Recent AI fears are exposing a critical governance dilemma
Recent AI fears are exposing a criticial governance paradox: what the industry wants and how it acts strike at the heart of what can sometimes be a vicious circle of strategy.
We’ve heard fears around AI before, but in September 2026, the latest comments from industry insiders seemed to strike a chord worldwide. What they said ranged in severity, but the words we’ll all come away with are undoubtedly those of Jacob Coxon – former researcher at both OpenAI and Anthropic – who said he earnestly believes AI could “kill us all by the end of the decade”.
This article isn’t here to prove whether he’s right or wrong; it’s here to explore the governance paradox underscoring it – a dilemma we’ve seen before in many different contexts, but it takes on a new level of importance with an innovation like AI.
What’s the dilemma?
To understand it, we need to understand what comments like AI “killing us all” mean in practice.
Some critics argue that these words – and similar concerns from other insiders – are just part of a larger effort around the long-term value of the AI industry, with various degrees of intent involved.
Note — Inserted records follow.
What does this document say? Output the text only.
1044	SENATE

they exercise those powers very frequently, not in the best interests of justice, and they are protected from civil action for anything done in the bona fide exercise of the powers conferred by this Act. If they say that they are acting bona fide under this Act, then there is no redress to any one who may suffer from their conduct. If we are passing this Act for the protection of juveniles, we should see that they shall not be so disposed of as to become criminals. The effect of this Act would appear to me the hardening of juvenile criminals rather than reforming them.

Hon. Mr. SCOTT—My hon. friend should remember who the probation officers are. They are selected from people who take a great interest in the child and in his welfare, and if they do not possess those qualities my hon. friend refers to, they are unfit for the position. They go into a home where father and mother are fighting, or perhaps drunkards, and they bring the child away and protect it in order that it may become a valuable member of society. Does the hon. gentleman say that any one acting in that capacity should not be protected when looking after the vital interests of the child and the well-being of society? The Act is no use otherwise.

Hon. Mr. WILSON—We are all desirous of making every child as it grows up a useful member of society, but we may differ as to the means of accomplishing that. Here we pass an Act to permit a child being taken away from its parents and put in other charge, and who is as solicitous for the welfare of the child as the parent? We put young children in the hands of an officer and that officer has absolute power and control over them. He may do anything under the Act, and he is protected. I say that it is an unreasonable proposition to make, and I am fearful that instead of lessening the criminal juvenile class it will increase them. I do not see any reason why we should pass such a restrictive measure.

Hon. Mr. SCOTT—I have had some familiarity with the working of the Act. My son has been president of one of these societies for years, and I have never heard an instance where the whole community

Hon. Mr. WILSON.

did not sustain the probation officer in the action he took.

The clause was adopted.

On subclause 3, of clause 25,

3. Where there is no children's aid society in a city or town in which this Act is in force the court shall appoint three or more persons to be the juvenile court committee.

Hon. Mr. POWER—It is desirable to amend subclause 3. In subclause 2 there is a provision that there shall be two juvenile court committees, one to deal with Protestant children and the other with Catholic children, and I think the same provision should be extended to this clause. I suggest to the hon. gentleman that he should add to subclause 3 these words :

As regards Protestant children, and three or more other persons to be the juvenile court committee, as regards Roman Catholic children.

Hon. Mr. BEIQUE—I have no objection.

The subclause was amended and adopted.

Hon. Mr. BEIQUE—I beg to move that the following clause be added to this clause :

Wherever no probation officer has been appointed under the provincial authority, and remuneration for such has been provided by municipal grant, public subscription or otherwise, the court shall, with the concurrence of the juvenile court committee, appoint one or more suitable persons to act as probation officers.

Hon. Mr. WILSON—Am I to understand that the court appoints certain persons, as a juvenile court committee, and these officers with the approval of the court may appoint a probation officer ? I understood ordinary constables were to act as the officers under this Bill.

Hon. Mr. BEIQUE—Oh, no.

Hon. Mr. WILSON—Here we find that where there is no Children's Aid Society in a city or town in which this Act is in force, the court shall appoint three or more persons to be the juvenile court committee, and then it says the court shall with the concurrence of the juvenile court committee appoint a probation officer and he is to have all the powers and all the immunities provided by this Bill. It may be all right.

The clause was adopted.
Time will give a proper indication of how true that is.
But for the moment, let’s assume that it’s all coming from real concerns around AI’s capabilities, our understanding of them, and our ability to “pull the plug” if something goes wrong.
These fears have prompted the leaders of prominent AI firms – Sam Altman of OpenAI and Elon Musk of xAI – to join with Anthropic head Dario Amodei in calling for a slowdown in AI development in the name of security and control.
Right here is where the dilemma starts, especially when we put these three companies under the microscope and compare their words with their actions.
The cycle that’s hard to escape
Have you noticed that this appetite for moderation from AI bosses is mainly generalised calls related to the entire industry, not their own desires for self-moderation? They’re eager to slow down as a group, but not individually.
Why? There are two underlying governance responsibilities pulling against each other.
On one side is the argument that sees AI as a legitimate threat if not managed properly. This side is rooted in the belief that things are currently moving too fast for vital control to be maintained. In this era, more than ever, we can understand how critical this concern is, because it raises entirely legitimate governance concerns around ethics and stakeholder impact. Continuing on the current path may literally put people in danger.
Then, on the other side, we see the competition arguments. The biggest AI firms remain in a race against each other to develop the most advanced products (not to mention the broader race that lawmakers, including Donald Trump, say exists with China). From this angle, there’s also a perfectly legitimate governance argument to keep moving, to seize on marketplace opportunities, and to make decisions with such success in mind.
For both arguments, failing to act creates risk. Corporate leaders don’t want to create risk, but they can’t follow the logic of both arguments at the same time.
This is the critical governance dilemma: a vicious cycle of priorities that’s incredibly difficult to escape. It’s what gives rise to the frankly bizarre scenario where industry leaders will go to the press and shout “please stop us, because we won’t stop ourselves”.
A new spin on an old problem
The dilemma isn’t new. Since ethics and stakeholder capitalism first entered boardroom and C-suite agendas decades ago, we’ve seen the cycle rear its head: firms with expert insights recognise potential dangers, but choose not to act until they’re told to, because anything earlier would prompt an entirely different kind of fallout.
We’ve seen it with geopolitics, especially as it’s become more fraught in the 2020s. Often forced to pick sides in global conflicts like Ukraine, Iran or Gaza, companies will deliberately avoid it because it’s good for the bottom line. That is until regulations, sanctions or dramatic public outcry force them to.
Climate change is another example: Firms have, for years, based their strategies around what they’re told to do by outside pressure rather than internal principles. It’s why we’re seeing such divergence between US companies (under a regime far more hostile to emissions reductions and ESG principles) and European companies (increasingly bound by sustainability reporting requirements).
A lot of the arguments for slowing down AI overlap with principles of corporate social responsibility – a principles-based approach designed to reflect the true impact of business activities on all stakeholders. Whether companies actually follow these principles, even if they say they will, is the core issue.
Professor, author, lawyer, and political commentator Robert Reich summed it up in a 2021 Guardian opinion piece, in which he called the concept “BS” and said that “Corporations will do whatever they can to maximise their profits and share values, social responsibility be damned”.
In the longer term
Slowing down on development creates risk, but insider experts are actively claiming that speeding up without safeguards creates greater risk. For now, in the absence of more context, that’s a very serious problem to be addressed.
In reality, though, the governance dilemma will factor a lot into decision-making, and organisations with the potential for huge global impact will continue to wait till they’re told what to do.